そのため、買収してしまうのではなく、少額の投資で案件をつくりながら、対等な立場で話し合い、そこからいろいろなネットワークが広がっていけばいいなと思います。出資するだけではなく、当社もコミットして一緒に事業を進め、新しい価値をつくっていく形にしたい。
山原:そういう意味では、企業の習慣を大きく変えるということですよね。新しい価値をつくり出していくためには、前に進みやすくする、横とつながりやすくするといった新たな企業風土・文化をつくっていかなければならない。とはいえ、企業風土を変えることにこそ難しさを感じている企業も多いのではないでしょうか。
児島:今まさに、われわれもその難しさに挑んでいるところです。安全安心が大事というのはまさにその通り。でも、失敗を恐れずにチャレンジすることも必要だと思います。例えば自動運転の技術。事故が全くないわけではないですが、失敗から学び、ちゃんと前に進んでいますよね。
他にも、海外のスタートアップでは失敗を恐れないチャレンジが活発に行われています。新型コロナウイルスのワクチン開発もそのひとつです。既に海外では接種が開始されているファイザー製のワクチンですが、ファイザーとバイオンテックというスタートアップが共同で開発したものなんですよね。モデルナというスタートアップが単独で開発したワクチンも承認され、接種が開始されています。
今までの世の中だったら、ワクチン開発には10~15年程度かかるといわれていたものが、1年以内で開発されるというイノベーションが実際に起こっているわけです。

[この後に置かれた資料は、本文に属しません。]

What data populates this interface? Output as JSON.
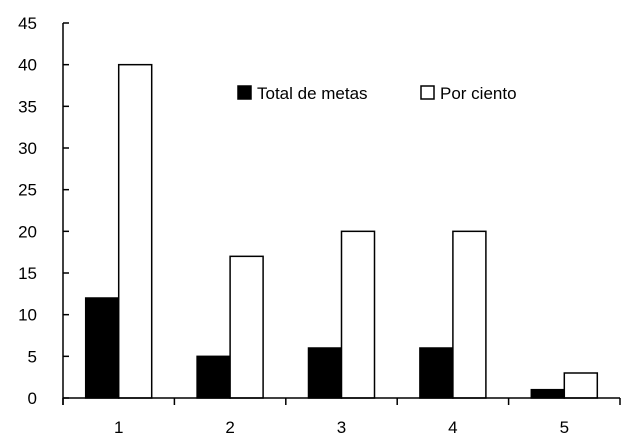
{
  "chart_data": {
    "type": "bar",
    "categories": [
      "1",
      "2",
      "3",
      "4",
      "5"
    ],
    "series": [
      {
        "name": "Total de metas",
        "values": [
          12,
          5,
          6,
          6,
          1
        ],
        "color": "#000000"
      },
      {
        "name": "Por ciento",
        "values": [
          40,
          17,
          20,
          20,
          3
        ],
        "color": "#ffffff"
      }
    ],
    "title": "",
    "xlabel": "",
    "ylabel": "",
    "ylim": [
      0,
      45
    ],
    "yticks": [
      0,
      5,
      10,
      15,
      20,
      25,
      30,
      35,
      40,
      45
    ],
    "grid": false,
    "legend_position": "top-right"
  }
}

たぶん、当社も元々はそういう会社だったはずなんです。1909年に「味の素」という製品の販売を開始したわけですが、開発から1年で世に出しています。しかも世の中になかった粉を料理にかけることを推奨するって、すごい話ですよね。やはりベンチャー精神で取り組むことは大事なんです。

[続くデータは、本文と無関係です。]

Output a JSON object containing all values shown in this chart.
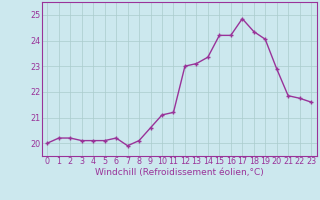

しかし、体制・制度が一度確立してしまうと、企業の信頼を失わないために保守的になり、「できない理由」をリストアップするのが仕事になってしまいます。そうではなく、今からでもイノベーションを起こそうと考え、それがどうしたらできるのか、そのために何をすればいいのかを考える。そういうふうに仕事のやり方を変えることが、「事業モデル変革タスクフォース」の大事なミッションだと考えています。
変革の先に、味の素グループが目指す未来とは?
山原:最後に、この変革を成し遂げた先にある、味の素グループの未来像はどのようなものだと思いますか?
児島:自ら新しい価値をどんどん外へ提供し続ける会社になってほしいです。
これまで当社は、スーパーマーケットの棚に並ぶような商品を追求してきました。しかしこれからは、スマートフォンでオーダーしてドローンで届いたり、一人一人にカスタマイズされた商品がオーダーできるようになるかもしれませんよね。そういう中で、味の素グループならではの、新しい、見たこともないような価値を提供できるようになっていくべきだと考えています。
味の素グループの仕組みがないと食や健康が成り立たない、そんな価値を提供できる会社にどうやったらなれるのか。味の素グループにいるからこそ実現できる、新しい価値を社員一人一人が生み出せる会社になってほしいなと思っています。
山原:これがあるから、毎日の食が変わった、食と人間のつながりが変わった、健康と人とのつながり方が変わった……そういった、誰もが使う、ベースとなるような価値が生まれると素晴らしいですね。
ゼロベースではなく、食と健康領域に今までの大きなアセットや研究成果があるからこそ、ここで新しい取り組みがさらにつながり始める。この掛け合わせが、世の中を変えるほどの食と健康のプラットフォームをつくり出していく。その変革が、今まさにすごいスピードで動き始めていることを感じました。